Originating in the libraries of San Francisco under queer literary arts nonprofit RADAR Productions, Drag Queen Story Hour gives children “glamorous, positive, and unabashedly queer role models,” said co-founder Jonathan Hamilt, and it aims to encourage their imagination and natural gender fluidity. Since 2015, drag queens have read at libraries and bookstores but also restaurants, parks, community centers, churches, hotels, yoga studios and even museums. In four short years, the story hour has grown into its own nonprofit, with 35 chapters in U.S. cities and towns, including New York and San Francisco but also Mobile, Alabama, and central Tennessee. The idea has become so popular that chapters have also been formed in Sweden, Japan, Germany, Australia and Puerto Rico.
Queens read classics like Dr. Seuss’ Oh the Places You’ll Go as well as stories about difference and pride in oneself. They learn about a little boy who is mesmerized by a woman on a subway and wants to make himself an outfit as beautiful as hers, in Julian Is a Mermaid. They hear that no matter the color of their eyes, the size of their bodies or the things they like to do, they can believe in themselves, in I Am Enough.
Studies show that LGBTQ youth have a higher risk of developing emotional, health and social problems as a result of prejudice within their own families, communities and religious institutions. Having more positive interactions regarding their identities, such as being read to by a drag queen, can make them happier and healthier.
In addition to storytelling, the program hosts other fun activities for kids, such as making crowns and wands out of beads and pipe cleaners, coloring pages from a “Dragtivity book,” or singing songs—anything to engage their sense of play and curiosity. The program offers special readings to bilingual and autistic children and has plans for sign language, too. Older kids are treated to book clubs, design workshops and makeup tutorials.
It’s well-established that reading aloud to children can have positive effects on their social, emotional and behavioral development.

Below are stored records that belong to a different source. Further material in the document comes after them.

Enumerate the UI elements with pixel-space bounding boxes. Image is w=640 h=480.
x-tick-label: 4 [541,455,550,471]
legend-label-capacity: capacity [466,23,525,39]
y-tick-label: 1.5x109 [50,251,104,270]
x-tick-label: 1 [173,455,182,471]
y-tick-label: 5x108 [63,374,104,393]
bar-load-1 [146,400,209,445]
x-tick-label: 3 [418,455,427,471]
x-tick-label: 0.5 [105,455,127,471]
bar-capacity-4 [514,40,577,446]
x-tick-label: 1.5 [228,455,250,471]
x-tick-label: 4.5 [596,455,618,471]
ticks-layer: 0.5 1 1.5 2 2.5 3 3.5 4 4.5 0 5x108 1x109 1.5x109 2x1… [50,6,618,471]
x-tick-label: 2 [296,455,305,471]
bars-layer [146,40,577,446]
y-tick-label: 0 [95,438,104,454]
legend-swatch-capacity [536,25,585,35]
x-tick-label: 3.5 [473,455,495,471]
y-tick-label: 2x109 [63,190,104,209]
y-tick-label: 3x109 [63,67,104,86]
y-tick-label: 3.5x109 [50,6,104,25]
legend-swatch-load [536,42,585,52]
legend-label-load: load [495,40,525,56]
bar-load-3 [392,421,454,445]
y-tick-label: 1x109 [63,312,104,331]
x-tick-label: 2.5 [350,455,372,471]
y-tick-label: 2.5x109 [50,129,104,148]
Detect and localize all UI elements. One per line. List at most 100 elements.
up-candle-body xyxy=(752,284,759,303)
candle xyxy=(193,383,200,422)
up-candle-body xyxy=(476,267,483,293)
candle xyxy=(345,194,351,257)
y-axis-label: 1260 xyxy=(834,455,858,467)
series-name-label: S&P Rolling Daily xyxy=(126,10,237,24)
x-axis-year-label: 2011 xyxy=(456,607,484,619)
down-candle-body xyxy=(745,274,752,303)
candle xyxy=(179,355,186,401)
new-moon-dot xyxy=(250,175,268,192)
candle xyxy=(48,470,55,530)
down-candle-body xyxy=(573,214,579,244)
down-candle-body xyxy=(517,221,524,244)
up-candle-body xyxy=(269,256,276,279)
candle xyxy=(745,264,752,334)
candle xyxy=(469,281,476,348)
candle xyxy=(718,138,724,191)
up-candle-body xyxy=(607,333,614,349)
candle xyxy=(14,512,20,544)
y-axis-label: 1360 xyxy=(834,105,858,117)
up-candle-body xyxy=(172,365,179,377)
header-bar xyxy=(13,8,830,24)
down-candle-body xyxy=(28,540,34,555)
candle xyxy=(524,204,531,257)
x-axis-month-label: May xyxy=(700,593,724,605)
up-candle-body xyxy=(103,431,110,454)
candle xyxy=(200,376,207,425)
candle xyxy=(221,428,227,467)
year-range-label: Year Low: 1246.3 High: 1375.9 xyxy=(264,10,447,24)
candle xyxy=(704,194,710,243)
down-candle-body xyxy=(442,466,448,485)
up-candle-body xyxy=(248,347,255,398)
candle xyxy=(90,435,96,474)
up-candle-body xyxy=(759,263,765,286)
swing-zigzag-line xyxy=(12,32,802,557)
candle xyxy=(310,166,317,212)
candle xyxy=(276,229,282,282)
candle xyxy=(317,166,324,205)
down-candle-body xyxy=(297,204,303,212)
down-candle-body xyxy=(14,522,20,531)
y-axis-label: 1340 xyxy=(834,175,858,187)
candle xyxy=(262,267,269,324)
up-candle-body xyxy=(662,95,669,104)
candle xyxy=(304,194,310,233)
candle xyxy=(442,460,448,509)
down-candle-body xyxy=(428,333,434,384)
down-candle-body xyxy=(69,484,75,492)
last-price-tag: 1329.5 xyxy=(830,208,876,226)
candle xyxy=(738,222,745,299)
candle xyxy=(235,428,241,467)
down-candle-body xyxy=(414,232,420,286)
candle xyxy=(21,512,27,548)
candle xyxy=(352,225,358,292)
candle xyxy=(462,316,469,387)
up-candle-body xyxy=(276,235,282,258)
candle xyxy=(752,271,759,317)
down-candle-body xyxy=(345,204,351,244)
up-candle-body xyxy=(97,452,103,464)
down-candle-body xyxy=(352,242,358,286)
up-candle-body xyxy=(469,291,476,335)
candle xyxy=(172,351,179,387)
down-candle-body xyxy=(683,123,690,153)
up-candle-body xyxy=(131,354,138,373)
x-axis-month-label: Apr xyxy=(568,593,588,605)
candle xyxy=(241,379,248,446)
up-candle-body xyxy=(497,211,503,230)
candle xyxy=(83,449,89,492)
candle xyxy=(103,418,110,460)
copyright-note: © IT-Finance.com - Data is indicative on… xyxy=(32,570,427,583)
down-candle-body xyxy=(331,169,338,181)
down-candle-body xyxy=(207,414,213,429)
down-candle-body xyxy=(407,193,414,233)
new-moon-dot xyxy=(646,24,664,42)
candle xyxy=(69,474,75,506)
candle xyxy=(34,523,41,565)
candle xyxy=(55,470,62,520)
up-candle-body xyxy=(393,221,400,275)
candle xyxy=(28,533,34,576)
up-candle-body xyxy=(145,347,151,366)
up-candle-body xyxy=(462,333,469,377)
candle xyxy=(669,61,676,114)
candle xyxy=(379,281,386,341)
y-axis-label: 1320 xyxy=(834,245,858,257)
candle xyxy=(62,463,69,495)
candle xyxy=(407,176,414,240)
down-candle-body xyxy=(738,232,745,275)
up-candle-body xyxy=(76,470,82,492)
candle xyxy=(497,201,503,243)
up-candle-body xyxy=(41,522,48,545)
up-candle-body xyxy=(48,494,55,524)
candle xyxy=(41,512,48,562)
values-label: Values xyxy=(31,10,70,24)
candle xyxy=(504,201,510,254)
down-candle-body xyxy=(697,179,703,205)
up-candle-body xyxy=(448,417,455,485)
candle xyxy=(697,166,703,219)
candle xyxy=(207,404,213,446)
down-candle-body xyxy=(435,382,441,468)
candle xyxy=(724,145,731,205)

But Drag Queen Story Hour has stirred up controversy.
In January, Taylor Cox, a member of the Greenville Tea Party, circulated an online petition to try to stop the Simpsonville event. A couple of hundred protesters showed up outside the library, but they were outnumbered by a slightly larger group of counter-protesters, in addition to the 400 people standing in the cold and rain to hear the queens read inside. Camielle Reed of Greenville was on the counterprotest side of the library parking lot, divided by police tape to keep the opposing groups a safe distance apart. She went to support a friend who was bringing her daughter to the story hour.
“This is about entertaining the kids, giving them something different and culture, opening their eyes to the real world,” Reed said. “I think the more people that come to support that, hopefully, draws more attention than the negativity from some people.”
Other conservative areas have also organized protests. Earlier this year, federal lawsuits attempting to prevent Drag Queen Story Hour events in Louisiana and Texas were dismissed. Just days after the Simpsonville event took place, S.C. Rep. Garry Smith introduced a bill to withhold state funding from public libraries allowing activities deemed not “age-appropriate,” citing the story hours. The proposal was tabled and effectively killed.
Hamilt said that opposition is to be expected in these areas, and that is where Drag Queen Story Hour is needed the most.
“Whenever there is an intellectual shift in society that threatens masculinity or makes femininity equal, it scares people,” Hamilt explained. “Often that fear comes out in anger. Protests and opposition are expected in those communities.
“LGBTQ-positive programs like Drag Queen Story Hour are a vital part of making the world a safe and affirming place for all children. LGBTQ children need role models, and all children should learn to embrace gender diversity and learn empathy.”